Он покачал головой, озадаченно взглянув на Люциана.
– Потому что ты не дышишь, дубина! – сердито воскликнул наместник Смерти; зеркало рассыпалось на мельчайшие частички серебристого праха. – Грудь твоя не ходит ходуном, диафрагма не работает, лёгкие не… Ты по-прежнему мёртв!
– Тогда откуда ты…
– Оттуда, что не ты первый и, к сожалению, не последний. Но, тьма побери, это не должен был оказаться ты!
Люциан неторопливо прошёлся по кабинету, шелестя полами длинной тяжёлой накидки. Дойдя до двери, обернулся и продолжил:
– Это случается нечасто, и каждый случай я старался заминать без малейшей огласки. Госпожа называет это фантомными болями. Понятие сродни понятию человеческому… Только у жнеца боль не в ампутированной конечности, нет… У жнеца ведь ампутированы чувства.
– Я не чувствую никакой боли, – Вельд действительно не чувствовал ничего, кроме замешательства.
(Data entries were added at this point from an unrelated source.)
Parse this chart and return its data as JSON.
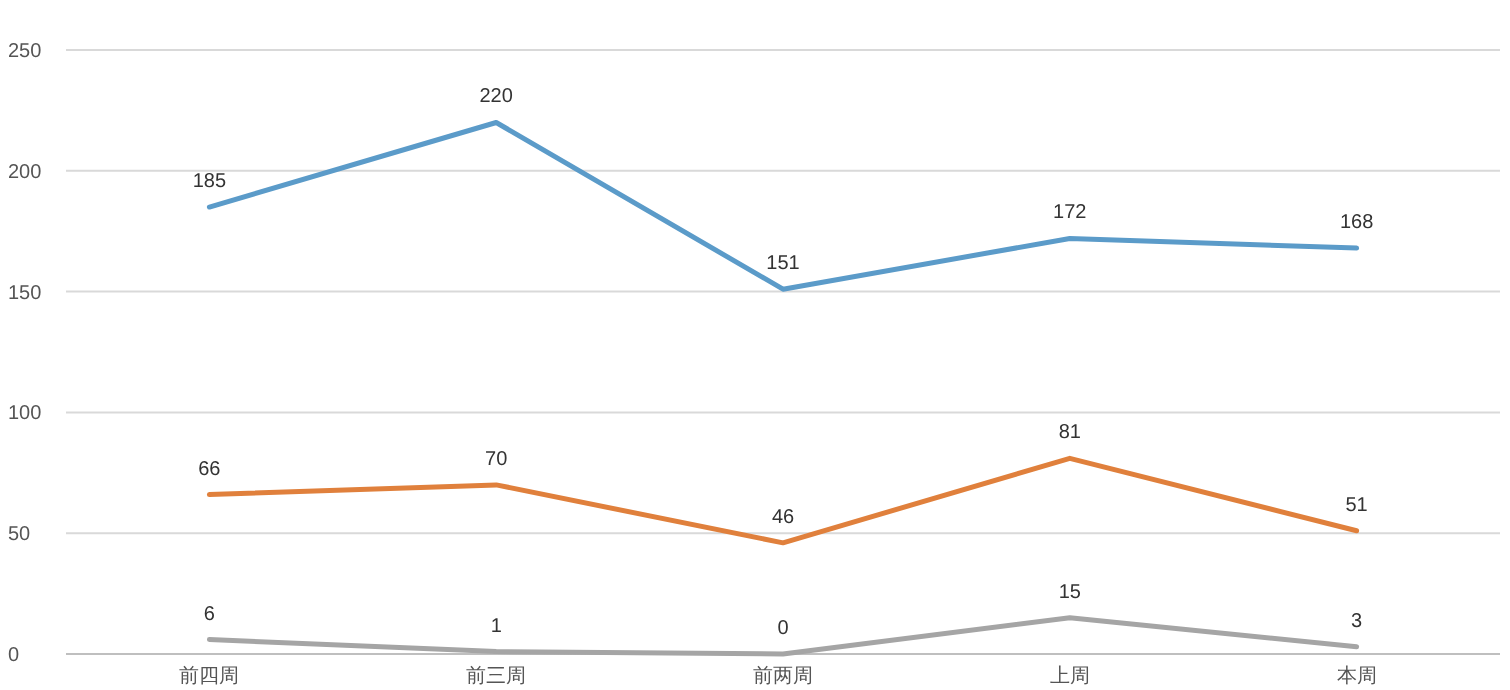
{
  "chart_data": {
    "type": "line",
    "categories": [
      "前四周",
      "前三周",
      "前两周",
      "上周",
      "本周"
    ],
    "series": [
      {
        "color": "#5b9bc9",
        "values": [
          185,
          220,
          151,
          172,
          168
        ]
      },
      {
        "color": "#e0803c",
        "values": [
          66,
          70,
          46,
          81,
          51
        ]
      },
      {
        "color": "#a5a5a5",
        "values": [
          6,
          1,
          0,
          15,
          3
        ]
      }
    ],
    "ylim": [
      0,
      250
    ],
    "yticks": [
      0,
      50,
      100,
      150,
      200,
      250
    ],
    "grid": "y",
    "data_labels": true,
    "marker": "none",
    "line_style": "solid"
  }
}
– Торопиться тебе некуда, друг мой, – никогда ещё ухмыляющийся алый рот Люциана так не напоминал рваную рану. – Впрочем, процесс ещё можно остановить, если тебе не придёт в голову снова связываться с живыми. Но это отнюдь не всегда удавалось.
– Даже Смерти?
– Даже мне.
Оба они резко повернулись на голос, выпрямившись и уважительно склонив головы.
– Приветствую вас, дети мои.
На этой фразе в голове Вельда вдруг зазвучал ломкий юношеский голос, говорящий «Уберите пафос, он воняет».
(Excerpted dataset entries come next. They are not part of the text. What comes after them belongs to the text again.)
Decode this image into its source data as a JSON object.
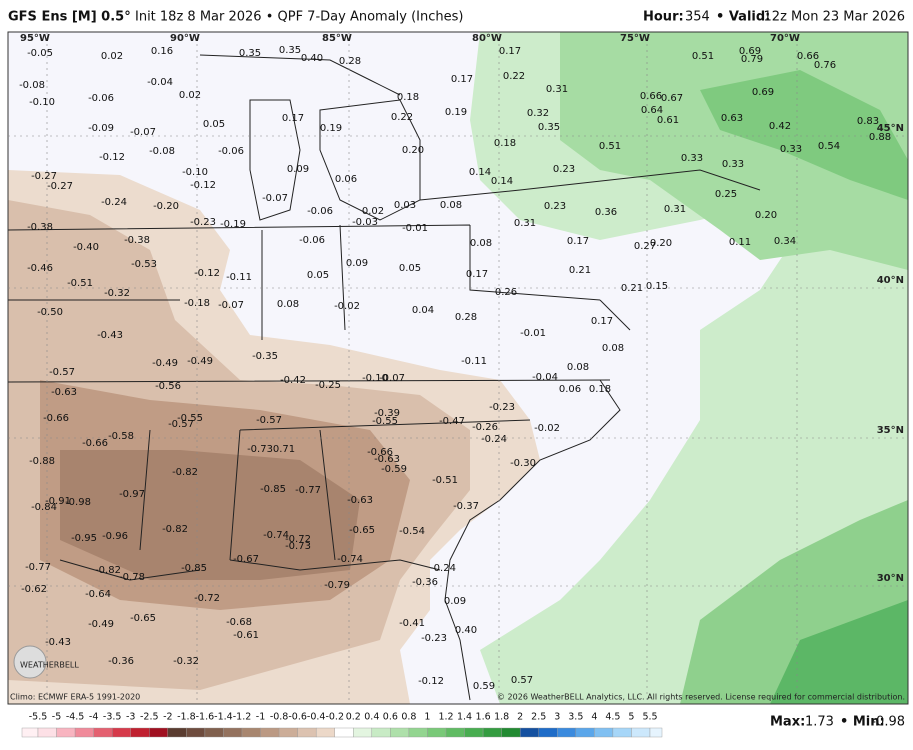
{
  "header": {
    "model": "GFS Ens [M] 0.5°",
    "init": "Init 18z 8 Mar 2026 • QPF 7-Day Anomaly (Inches)",
    "hour_label": "Hour:",
    "hour": "354",
    "valid_label": "• Valid:",
    "valid": "12z Mon 23 Mar 2026"
  },
  "map": {
    "longitudes": [
      "95°W",
      "90°W",
      "85°W",
      "80°W",
      "75°W",
      "70°W"
    ],
    "latitudes": [
      "45°N",
      "40°N",
      "35°N",
      "30°N"
    ],
    "labels": [
      "-0.05",
      "0.02",
      "0.16",
      "0.35",
      "0.35",
      "0.40",
      "0.28",
      "0.17",
      "0.51",
      "0.69",
      "0.79",
      "0.66",
      "0.76",
      "-0.08",
      "-0.04",
      "0.22",
      "0.17",
      "0.31",
      "0.69",
      "-0.10",
      "-0.06",
      "0.02",
      "0.18",
      "0.19",
      "0.66",
      "0.67",
      "0.64",
      "-0.09",
      "-0.07",
      "0.05",
      "0.17",
      "0.19",
      "0.22",
      "0.32",
      "0.35",
      "0.61",
      "0.63",
      "0.42",
      "0.83",
      "0.88",
      "-0.12",
      "-0.08",
      "-0.06",
      "0.20",
      "0.18",
      "0.51",
      "0.33",
      "0.33",
      "0.33",
      "0.54",
      "-0.27",
      "-0.27",
      "-0.10",
      "-0.12",
      "0.09",
      "0.06",
      "0.14",
      "0.14",
      "0.23",
      "0.25",
      "-0.24",
      "-0.20",
      "-0.07",
      "-0.06",
      "0.02",
      "0.03",
      "0.08",
      "0.23",
      "0.36",
      "0.31",
      "0.20",
      "-0.23",
      "-0.19",
      "-0.03",
      "-0.01",
      "0.31",
      "-0.38",
      "-0.40",
      "-0.38",
      "-0.06",
      "0.08",
      "0.17",
      "0.27",
      "0.20",
      "0.11",
      "0.34",
      "-0.46",
      "-0.53",
      "0.09",
      "0.05",
      "0.17",
      "0.21",
      "-0.51",
      "-0.12",
      "-0.11",
      "0.05",
      "0.21",
      "0.15",
      "0.26",
      "-0.32",
      "-0.18",
      "-0.07",
      "0.08",
      "-0.02",
      "0.04",
      "0.28",
      "-0.50",
      "-0.43",
      "0.17",
      "-0.01",
      "0.08",
      "-0.35",
      "-0.49",
      "-0.49",
      "-0.11",
      "0.08",
      "-0.57",
      "-0.63",
      "-0.56",
      "-0.42",
      "-0.25",
      "-0.10",
      "-0.07",
      "-0.04",
      "0.06",
      "0.18",
      "-0.66",
      "-0.55",
      "-0.57",
      "-0.57",
      "-0.39",
      "-0.55",
      "-0.47",
      "-0.26",
      "-0.23",
      "-0.24",
      "-0.02",
      "-0.58",
      "-0.66",
      "-0.73",
      "0.71",
      "-0.66",
      "-0.63",
      "-0.59",
      "-0.30",
      "-0.88",
      "-0.82",
      "-0.51",
      "-0.97",
      "-0.85",
      "-0.77",
      "-0.63",
      "-0.37",
      "-0.91",
      "-0.98",
      "-0.84",
      "-0.96",
      "-0.95",
      "-0.82",
      "-0.74",
      "-0.72",
      "-0.73",
      "-0.65",
      "-0.54",
      "-0.77",
      "-0.67",
      "-0.74",
      "-0.82",
      "-0.78",
      "-0.85",
      "-0.24",
      "-0.62",
      "-0.64",
      "-0.79",
      "-0.36",
      "-0.72",
      "0.09",
      "-0.49",
      "-0.65",
      "-0.68",
      "-0.61",
      "-0.41",
      "0.40",
      "-0.23",
      "-0.43",
      "-0.36",
      "-0.32",
      "-0.12",
      "0.59",
      "0.57"
    ]
  },
  "footer": {
    "climo": "Climo: ECMWF ERA-5 1991-2020",
    "copyright": "© 2026 WeatherBELL Analytics, LLC. All rights reserved. License required for commercial distribution.",
    "logo": "WEATHERBELL",
    "scale": [
      "-5.5",
      "-5",
      "-4.5",
      "-4",
      "-3.5",
      "-3",
      "-2.5",
      "-2",
      "-1.8",
      "-1.6",
      "-1.4",
      "-1.2",
      "-1",
      "-0.8",
      "-0.6",
      "-0.4",
      "-0.2",
      "0.2",
      "0.4",
      "0.6",
      "0.8",
      "1",
      "1.2",
      "1.4",
      "1.6",
      "1.8",
      "2",
      "2.5",
      "3",
      "3.5",
      "4",
      "4.5",
      "5",
      "5.5"
    ],
    "max_label": "Max:",
    "max": "1.73",
    "min_label": "• Min:",
    "min": "-0.98"
  }
}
Смерть была невысокой, невзрачной девушкой с болезненно худым лицом, с подбородка и до пят укутанной в несколько слоёв тяжёлого чёрного бархата – потому жнецы и носили чёрное, что это был цвет их госпожи, который делал эту самую госпожу совсем уж похожей на живого мертвеца. От шеи и до самого пояса шли ряды тусклых чёрных жемчужин – поговаривали, что в нити их всего шестьсот шестьдесят семь, и будто этими бусами Смерть самолично душит тех немногих, кому по списку предназначена смерть во сне.